Une loi antidiscrimination qui inquiète la police berlinoise  06/06/2020

Une loi antidiscrimination qui inquiète la police berlinoise





























Les habitants de Berlin pourront désormais plus facilement se défendre en cas de discriminations de la part des forces de l’ordre. Les syndicats de police protestent.

La municipalité de Berlin a adopté une loi antidiscrimination, une première en Allemagne qui suscite l'inquiétude des syndicats de policiers, en pleine mobilisation aux Etats-Unis après la mort de George Floyd.
Sexe, origine ou religion

La capitale allemande pourrait ainsi devenir «précurseur» en Allemagne en matière de lutte contre les discriminations, s'est félicité son initiateur, l'élu écologiste Dirk Berhrendt, saluant l'aboutissement de «plus de dix années» de débats.

Cette loi, inédite dans le pays, a été adoptée jeudi soir par le Sénat de la capitale allemande, à majorité de gauche. Conservateurs de la CDU et extrême droite ont voté contre.

Les 3,8 millions d'habitants de Berlin ne pourront désormais plus faire l'objet de discrimination de la part d'agents publics fondée sur le sexe, l'origine ethnique, la religion, les convictions politiques, le handicap, l'âge, l'identité sexuelle ou encore le statut social.

Une disposition irrite particulièrement les opposants à cette nouvelle loi: en cas d'accusation de discrimination, les policiers devront désormais prouver qu'ils ne se sont pas rendus coupables de tels agissements. Jusqu'à présent, c'était à la victime présumée de démontrer qu'elle avait été discriminée.

Et si la discrimination est reconnue par la justice, la victime aura droit à une indemnisation de 300 à 1000 euros, voire plus pour les cas les plus graves.
Actions de groupe

Autre nouveauté: des collectifs et associations pourront eux-mêmes intenter des actions au nom d'éventuelles victimes. «Même une vidéo sur internet pourrait désormais déclencher un procès sans l'intervention de la personne concernée», redoute l'Union des policiers du Land (GdP).

Le nouvel arsenal antidiscrimination ne concerne pas en revanche les employeurs privés.

La loi prévoit un large éventail de situations, de l'aveugle refusé dans un lieu public avec son chien parce qu'il est interdit aux animaux, aux «blagues misogynes» que pourraient lancer des fonctionnaires en présence d'un tiers, en passant par d'éventuels contrôle de police au faciès.

Si des personnes de couleur dénoncent le fait qu'elles seraient plus souvent contrôlées par la police, «ça ne va pas et elles peuvent alors se défendre», a expliqué M. Behrendt à Radio Berlin-Brandebourg.

Droite, libéraux et extrême droite ont immédiatement dénoncé une loi qui «poignarde les fonctionnaires dans le dos», selon les termes du chef de file de la CDU dans la capitale, Burkard Dregger.

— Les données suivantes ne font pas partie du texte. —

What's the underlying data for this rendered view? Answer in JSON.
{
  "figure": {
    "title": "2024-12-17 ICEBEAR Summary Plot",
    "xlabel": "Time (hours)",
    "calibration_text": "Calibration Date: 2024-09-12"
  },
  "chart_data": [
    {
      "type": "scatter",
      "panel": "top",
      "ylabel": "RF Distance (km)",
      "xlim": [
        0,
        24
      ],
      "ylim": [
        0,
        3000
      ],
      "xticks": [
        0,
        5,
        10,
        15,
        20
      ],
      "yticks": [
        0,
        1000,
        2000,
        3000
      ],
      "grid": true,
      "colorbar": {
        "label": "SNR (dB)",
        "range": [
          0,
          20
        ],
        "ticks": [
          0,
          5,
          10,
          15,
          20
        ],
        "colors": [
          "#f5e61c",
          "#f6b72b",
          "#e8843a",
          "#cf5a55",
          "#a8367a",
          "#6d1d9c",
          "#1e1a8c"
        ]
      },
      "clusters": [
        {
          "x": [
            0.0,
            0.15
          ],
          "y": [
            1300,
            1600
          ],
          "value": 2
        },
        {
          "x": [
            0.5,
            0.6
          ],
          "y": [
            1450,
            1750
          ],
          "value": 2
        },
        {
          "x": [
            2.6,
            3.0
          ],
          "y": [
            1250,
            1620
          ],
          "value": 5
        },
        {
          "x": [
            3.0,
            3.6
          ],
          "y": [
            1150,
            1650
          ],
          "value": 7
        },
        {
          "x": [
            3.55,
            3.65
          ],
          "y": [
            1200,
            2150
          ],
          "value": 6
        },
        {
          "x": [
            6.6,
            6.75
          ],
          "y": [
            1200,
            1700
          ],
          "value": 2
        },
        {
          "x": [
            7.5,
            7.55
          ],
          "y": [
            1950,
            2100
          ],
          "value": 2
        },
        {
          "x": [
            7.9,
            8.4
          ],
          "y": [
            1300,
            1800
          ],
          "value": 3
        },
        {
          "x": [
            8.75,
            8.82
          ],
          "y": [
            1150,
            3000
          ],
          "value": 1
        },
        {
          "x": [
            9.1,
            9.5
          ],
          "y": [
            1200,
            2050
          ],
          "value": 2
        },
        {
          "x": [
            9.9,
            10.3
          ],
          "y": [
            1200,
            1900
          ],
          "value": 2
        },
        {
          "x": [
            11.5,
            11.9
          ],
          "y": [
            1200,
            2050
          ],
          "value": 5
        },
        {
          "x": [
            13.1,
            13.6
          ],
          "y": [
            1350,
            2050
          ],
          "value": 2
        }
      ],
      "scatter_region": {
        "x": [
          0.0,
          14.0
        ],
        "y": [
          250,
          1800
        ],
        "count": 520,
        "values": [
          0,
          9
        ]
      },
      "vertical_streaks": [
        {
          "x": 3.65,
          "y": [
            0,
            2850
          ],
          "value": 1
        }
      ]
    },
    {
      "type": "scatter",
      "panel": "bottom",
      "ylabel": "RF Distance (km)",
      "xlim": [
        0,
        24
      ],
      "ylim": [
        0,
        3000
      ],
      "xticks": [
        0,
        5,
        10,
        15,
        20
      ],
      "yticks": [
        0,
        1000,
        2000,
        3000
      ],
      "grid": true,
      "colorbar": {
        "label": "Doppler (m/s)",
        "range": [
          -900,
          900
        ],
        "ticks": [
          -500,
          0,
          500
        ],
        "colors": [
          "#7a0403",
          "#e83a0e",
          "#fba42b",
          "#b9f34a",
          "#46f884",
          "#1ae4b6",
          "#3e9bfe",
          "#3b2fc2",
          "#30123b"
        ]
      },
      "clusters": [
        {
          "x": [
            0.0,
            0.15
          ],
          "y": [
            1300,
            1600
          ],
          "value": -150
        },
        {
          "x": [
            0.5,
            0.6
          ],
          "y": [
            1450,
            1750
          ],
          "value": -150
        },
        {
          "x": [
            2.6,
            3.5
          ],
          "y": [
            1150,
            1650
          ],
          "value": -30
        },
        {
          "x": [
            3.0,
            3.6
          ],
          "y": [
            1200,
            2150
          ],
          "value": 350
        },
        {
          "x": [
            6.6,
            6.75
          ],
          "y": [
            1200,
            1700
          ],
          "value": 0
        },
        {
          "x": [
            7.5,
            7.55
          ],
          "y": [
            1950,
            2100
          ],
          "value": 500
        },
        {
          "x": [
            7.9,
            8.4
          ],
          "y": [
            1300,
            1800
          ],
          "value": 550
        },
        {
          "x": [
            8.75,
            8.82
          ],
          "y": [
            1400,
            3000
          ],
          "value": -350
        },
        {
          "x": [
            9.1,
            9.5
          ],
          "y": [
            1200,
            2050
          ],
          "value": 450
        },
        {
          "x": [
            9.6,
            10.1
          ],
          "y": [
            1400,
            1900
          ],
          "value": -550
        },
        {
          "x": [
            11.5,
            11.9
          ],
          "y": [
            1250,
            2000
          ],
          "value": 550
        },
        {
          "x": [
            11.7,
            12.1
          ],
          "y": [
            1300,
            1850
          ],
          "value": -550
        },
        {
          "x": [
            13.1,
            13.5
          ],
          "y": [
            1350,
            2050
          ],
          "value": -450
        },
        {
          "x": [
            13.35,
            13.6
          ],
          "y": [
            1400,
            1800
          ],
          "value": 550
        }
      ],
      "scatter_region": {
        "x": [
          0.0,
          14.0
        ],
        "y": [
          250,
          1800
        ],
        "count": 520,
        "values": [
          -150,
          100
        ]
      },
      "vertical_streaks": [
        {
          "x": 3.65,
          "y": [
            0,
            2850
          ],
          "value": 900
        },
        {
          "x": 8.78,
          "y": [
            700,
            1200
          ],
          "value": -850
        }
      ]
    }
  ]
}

Les syndicats de policiers sont particulièrement virulents, accusant la nouvelle loi de jeter la suspicion sur l'ensemble des fonctionnaires de police et d'inverser la charge de la preuve en exigeant d'un suspect éventuel de prouver son innocence.

Ils redoutent d'être visés par des accusations après chaque intervention, notamment lorsqu'ils s'en prennent aux clans criminels d'origine libanaise qui contrôlent une partie des trafics à Berlin.

Peu influent dans la capitale allemande, le parti d'extrême droite AfD a obtenu que le vote de la loi soit nominal. «Tous les officiers de police de Berlin doivent voir quels élus» ont voté pour, a expliqué son chef de file, Frank-Christian Hansel.

Ces mesures inquiètent aussi dans d'autres régions allemandes, qui redoutent qu'elles ne fassent tache d'huile.

«L'Allemagne n'est pas les États-Unis. Nous n'avons pas de problème de racisme dans la police ici», a réagi Thomas Blenke, délégué à l'Intérieur au sein de la CDU de Bade-Wurtemberg.

Les porte-parole de la CDU et de la formation conservatrice bavaroise CSU pour la politique intérieure au niveau fédéral ont même exigé, par mesure de rétorsion, qu'aucun policier d'autres Länder ne soit envoyé en renfort à Berlin, comme cela se pratique régulièrement entre régions allemandes.

Cette menace a été répercutée par le syndicat de policiers de la région de Rhénanie du nord-Westphalie, la plus peuplée d'Allemagne, qui craint des poursuites en cas d'interventions menées dans la capitale.